Shanon, former head of the Hebrew University psychology department, said his first experience with ayahuasca was in 1991 when he was invited to a religious ceremony in the northern Amazon in 1991 in Brazil. “I experienced visions that had spiritual-religious connotations,” he says. Since that time, he has used it hundreds of times, and has published a book about the plant.

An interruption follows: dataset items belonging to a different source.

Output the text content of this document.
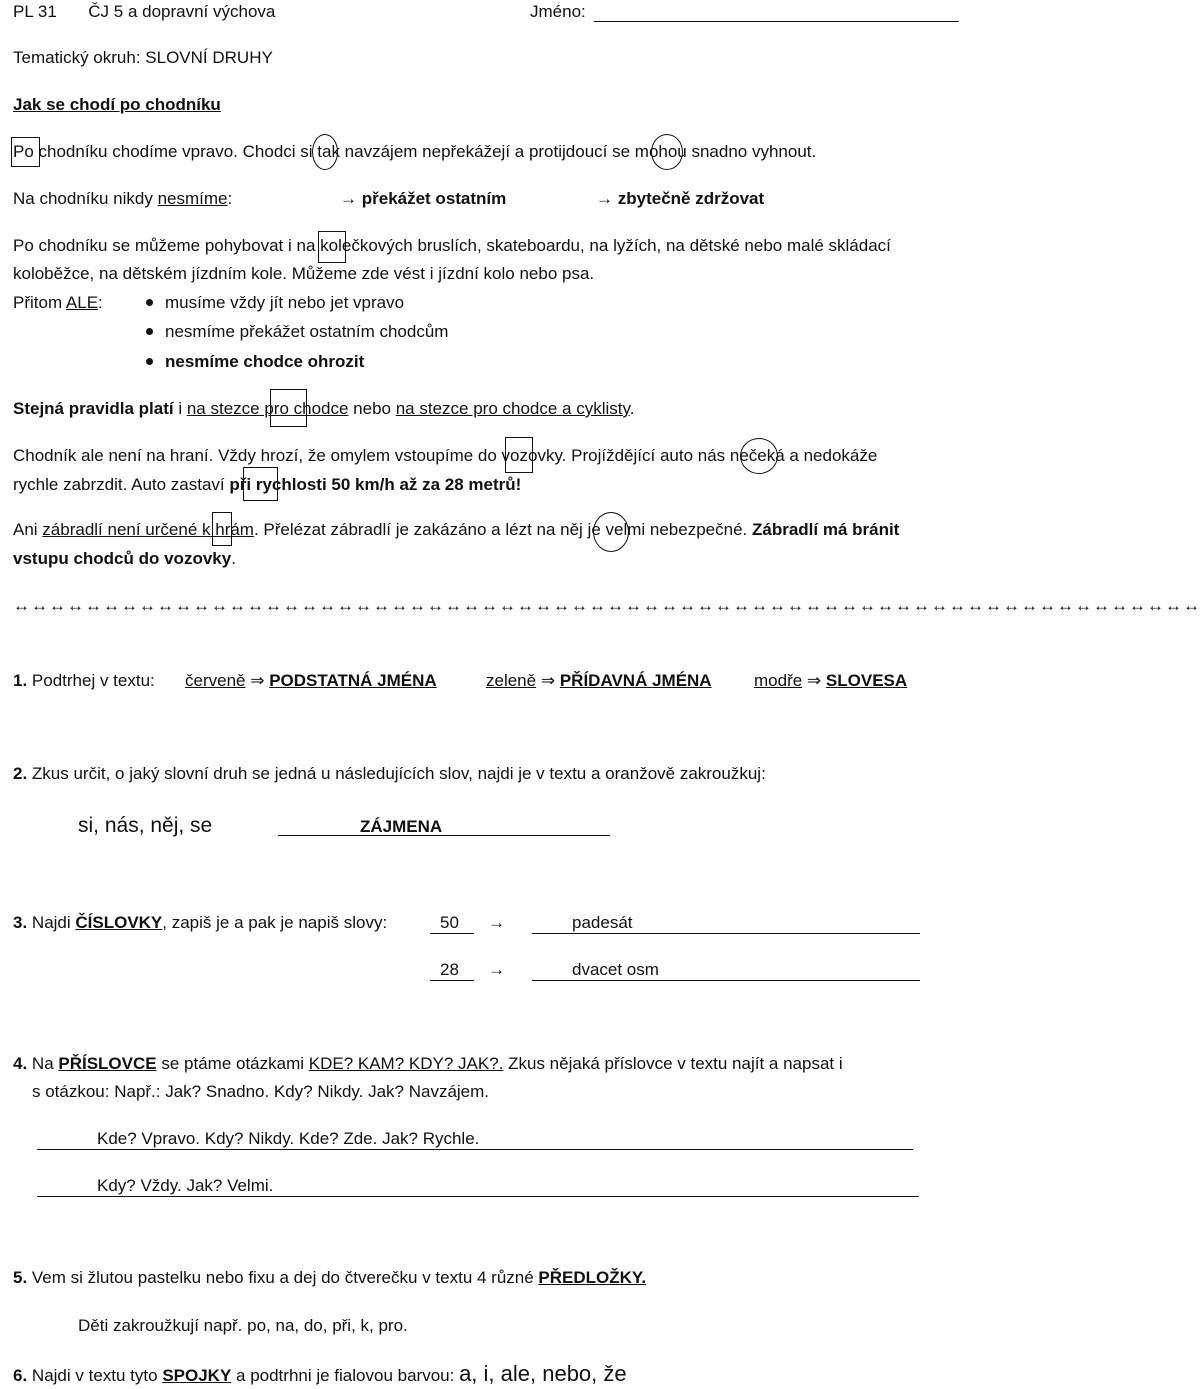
PL 31 ČJ 5 a dopravní výchova	Jméno:
Tematický okruh: SLOVNÍ DRUHY
Jak se chodí po chodníku
Po chodníku chodíme vpravo. Chodci si tak navzájem nepřekážejí a protijdoucí se mohou snadno vyhnout.
Na chodníku nikdy nesmíme:	→ překážet ostatním	→ zbytečně zdržovat
Po chodníku se můžeme pohybovat i na kolečkových bruslích, skateboardu, na lyžích, na dětské nebo malé skládací
koloběžce, na dětském jízdním kole. Můžeme zde vést i jízdní kolo nebo psa.
Přitom ALE:	musíme vždy jít nebo jet vpravo
nesmíme překážet ostatním chodcům
nesmíme chodce ohrozit
Stejná pravidla platí i na stezce pro chodce nebo na stezce pro chodce a cyklisty.
Chodník ale není na hraní. Vždy hrozí, že omylem vstoupíme do vozovky. Projíždějící auto nás nečeká a nedokáže
rychle zabrzdit. Auto zastaví při rychlosti 50 km/h až za 28 metrů!
Ani zábradlí není určené k hrám. Přelézat zábradlí je zakázáno a lézt na něj je velmi nebezpečné. Zábradlí má bránit
vstupu chodců do vozovky.
↔↔↔↔↔↔↔↔↔↔↔↔↔↔↔↔↔↔↔↔↔↔↔↔↔↔↔↔↔↔↔↔↔↔↔↔↔↔↔↔↔↔↔↔↔↔↔↔↔↔↔↔↔↔↔↔↔↔↔↔↔↔↔↔↔↔
1. Podtrhej v textu: červeně ⇒ PODSTATNÁ JMÉNA	zeleně ⇒ PŘÍDAVNÁ JMÉNA modře ⇒ SLOVESA
2. Zkus určit, o jaký slovní druh se jedná u následujících slov, najdi je v textu a oranžově zakroužkuj:
si, nás, něj, se	ZÁJMENA
3. Najdi ČÍSLOVKY, zapiš je a pak je napiš slovy:	50 →	padesát
28 →	dvacet osm
4. Na PŘÍSLOVCE se ptáme otázkami KDE? KAM? KDY? JAK?. Zkus nějaká příslovce v textu najít a napsat i
s otázkou: Např.: Jak? Snadno. Kdy? Nikdy. Jak? Navzájem.
Kde? Vpravo. Kdy? Nikdy. Kde? Zde. Jak? Rychle.
Kdy? Vždy. Jak? Velmi.
5. Vem si žlutou pastelku nebo fixu a dej do čtverečku v textu 4 různé PŘEDLOŽKY.
Děti zakroužkují např. po, na, do, při, k, pro.
6. Najdi v textu tyto SPOJKY a podtrhni je fialovou barvou: a, i, ale, nebo, že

Of course, theories like this are nothing new. The late-ethnobotanist Terrence McKenna famously hypothesized that psychedelic plants were the catalyst for human evolution with his “Stoned Ape” Theory:

McKenna theorized that as the North African jungles receded toward the end of the most recent ice age, giving way to grasslands, a branch of our tree-dwelling primate ancestors left the branches and took up a life out in the open — following around herds of ungulates, nibbling what they could along the way. Among the new items in their diet were psilocybin-containing mushrooms growing in the dung of these ungulate herds. McKenna, referencing the research of Roland L. Fisher, claimed enhancement of visual acuity as an effect of psilocybin at low doses, and supposed that this would have conferred an adaptive advantage. He also argued that the effects of slightly larger doses, including a physical sexual arousal (again, not reported as a typical effect in scientific studies) — and in still larger doses, ecstatic hallucinations and glossolalia — gave evolutionary advantages to those tribes who partook of it. There were many changes caused by the introduction of this drug to the primate diet. McKenna theorizes, for instance, that synesthesia (the blurring of boundaries between the senses) caused by psilocybin led to the development of spoken language: the ability to form pictures in another person’s mind through the use of vocal sounds.

About 12,000 years ago, further climate changes removed the mushroom from the human diet, which McKenna argued to result in a new set of profound changes in our species as we reverted to pre-mushroomed and brutal primate social structures that had been modified and/or repressed by frequent consumption of psilocybin.

Is god really a mushroom? Who knows? Certainly not me.